The encounter between the past and the present is characteristic for “Ti vedo, ti sento, mi perdo”, even more than in most of Sciarrino’s early operas, in a musical sense as well. Through “windows” to the past, as Sciarrino put it, Stradella’s music shines through repeatedly.
The passages in which Sciarrino has arranged Stradella’s music in new ways are fascinating indeed. Here, different musical styles are contrasted with one another, but ultimately Sciarrino’s contemporary style and Stradella’s Baroque style combine to form one music—in the singular, not the plural. Behind this, there is the notion that Stradella passed his artistic results like a ball over to the next generation, which then also passed it on, and Sciarrino finds himself at the end of this long series. Thus, not only Stradella sounds through in the “Ti vedo” score, but many other composers as well. Even in Stradella’s original music, older music like that of Monteverdi or Gabrieli can also be heard. All composers have basically been working on the one and same object. This becomes especially clear by watching Sciarrino work: art is not created in isolation by just one single person. The Stradella passages in “Ti vedo, ti sento, mi perdo” are “windows” to a past that is part of Sciarrino’s own universe. Although I’ve had some experience in the realm of the Venetian repertoire from the Renaissance and early Baroque, you don’t really need to be an expert baroque conductor to do justice to these parts of the opera.

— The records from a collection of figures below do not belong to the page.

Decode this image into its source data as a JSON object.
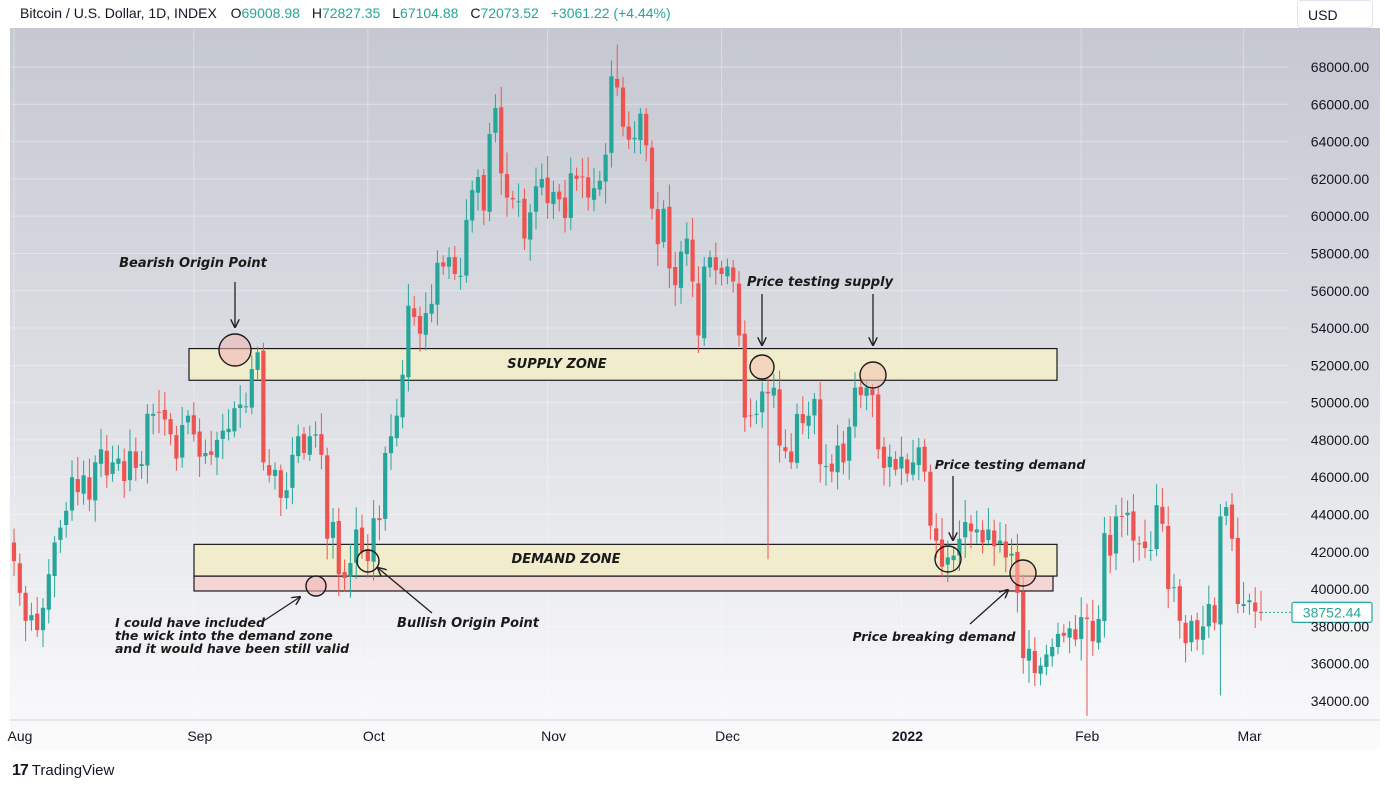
{
  "header": {
    "symbol": "Bitcoin / U.S. Dollar, 1D, INDEX",
    "o_label": "O",
    "o_value": "69008.98",
    "h_label": "H",
    "h_value": "72827.35",
    "l_label": "L",
    "l_value": "67104.88",
    "c_label": "C",
    "c_value": "72073.52",
    "change": "+3061.22 (+4.44%)"
  },
  "currency_button": "USD",
  "brand": {
    "logo_glyph": "17",
    "name": "TradingView"
  },
  "colors": {
    "up": "#26a69a",
    "down": "#ef5350",
    "zone_fill": "#f0eccc",
    "wick_zone": "#f5d4d4"
  },
  "chart_data": {
    "type": "candlestick",
    "title": "",
    "ylim": [
      33000,
      70500
    ],
    "y_ticks": [
      "34000.00",
      "36000.00",
      "38000.00",
      "40000.00",
      "42000.00",
      "44000.00",
      "46000.00",
      "48000.00",
      "50000.00",
      "52000.00",
      "54000.00",
      "56000.00",
      "58000.00",
      "60000.00",
      "62000.00",
      "64000.00",
      "66000.00",
      "68000.00"
    ],
    "x_labels": [
      {
        "label": "Aug",
        "day": 0,
        "bold": false
      },
      {
        "label": "Sep",
        "day": 31,
        "bold": false
      },
      {
        "label": "Oct",
        "day": 61,
        "bold": false
      },
      {
        "label": "Nov",
        "day": 92,
        "bold": false
      },
      {
        "label": "Dec",
        "day": 122,
        "bold": false
      },
      {
        "label": "2022",
        "day": 153,
        "bold": true
      },
      {
        "label": "Feb",
        "day": 184,
        "bold": false
      },
      {
        "label": "Mar",
        "day": 212,
        "bold": false
      }
    ],
    "current_price": "38752.44",
    "current_value": 38752,
    "close": [
      41500,
      39800,
      38300,
      38600,
      37800,
      39000,
      40800,
      42500,
      43300,
      44200,
      46000,
      45200,
      46100,
      44800,
      46800,
      47500,
      46100,
      46800,
      47000,
      45800,
      47400,
      46500,
      46700,
      49400,
      49400,
      49500,
      49100,
      48300,
      47000,
      48800,
      49300,
      48300,
      47100,
      47300,
      47200,
      48000,
      48500,
      48600,
      49700,
      49900,
      49800,
      51800,
      52700,
      46800,
      46100,
      46400,
      44900,
      45300,
      47200,
      48200,
      47300,
      48200,
      48300,
      47200,
      42700,
      43600,
      40800,
      40600,
      41400,
      43200,
      42000,
      41500,
      43800,
      43700,
      47300,
      48200,
      49300,
      51500,
      55200,
      54600,
      53700,
      54800,
      55300,
      57500,
      57300,
      57800,
      56900,
      56800,
      59800,
      61400,
      62100,
      60300,
      64400,
      65800,
      62300,
      61000,
      60900,
      60800,
      58800,
      60200,
      61600,
      62000,
      60700,
      61300,
      60900,
      59900,
      62300,
      62000,
      62100,
      61000,
      61500,
      61900,
      63300,
      67500,
      66900,
      64800,
      64100,
      64200,
      65500,
      63800,
      60400,
      58500,
      60400,
      57200,
      56300,
      58100,
      58800,
      56500,
      53600,
      57300,
      57800,
      57100,
      56900,
      57300,
      56500,
      53600,
      49200,
      49300,
      49400,
      50600,
      50500,
      50800,
      47700,
      47400,
      46800,
      49400,
      48900,
      49300,
      50200,
      46700,
      46600,
      46300,
      47700,
      46800,
      48700,
      50800,
      50400,
      50800,
      50400,
      47500,
      46500,
      47100,
      46400,
      47100,
      46200,
      46800,
      47600,
      46300,
      43400,
      42600,
      41200,
      41700,
      41800,
      42700,
      43600,
      43100,
      43200,
      42500,
      43200,
      42300,
      42600,
      41700,
      41900,
      39800,
      36300,
      36800,
      35500,
      35900,
      36500,
      36900,
      37600,
      37500,
      37900,
      37300,
      38500,
      38400,
      37200,
      38400,
      43000,
      41800,
      43900,
      43900,
      44100,
      42600,
      42400,
      42200,
      42100,
      44500,
      43500,
      40000,
      40100,
      38300,
      37100,
      38300,
      37300,
      38000,
      39200,
      38200,
      43900,
      44400,
      42700,
      39200,
      39200,
      39400,
      38800,
      38752
    ],
    "annotations": [
      {
        "text": "Bearish Origin Point"
      },
      {
        "text": "SUPPLY ZONE"
      },
      {
        "text": "DEMAND ZONE"
      },
      {
        "text": "Price testing supply"
      },
      {
        "text": "Price testing demand"
      },
      {
        "text": "Bullish Origin Point"
      },
      {
        "text": "Price breaking demand"
      },
      {
        "text": "I could have included"
      },
      {
        "text": "the wick into the demand zone"
      },
      {
        "text": "and it would have been still valid"
      }
    ],
    "supply_zone": [
      51200,
      52900
    ],
    "demand_zone": [
      40700,
      42400
    ],
    "wick_extension": [
      39900,
      40700
    ]
  }
}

Stradella is no longer one of the well-known Baroque composers. What makes his music so special?
There’s an interesting technique in his music, for example, for which I don’t have a name: he uses ostinato lines that do not remain identical, but are transposed several times over following no recognizable pattern to several new keys, then returning to the original key. This results in a large cyclical form in music, or more precisely a cycle in which many small wheels are turning. Stradella composed at a time when harmony was not yet subject to strict rules and seen like an architecture that was fixed for all time. This makes it so interesting to observe, because many of the musical transitions sound so modern in retrospect. So there’s a lot to discover in Stradella’s music!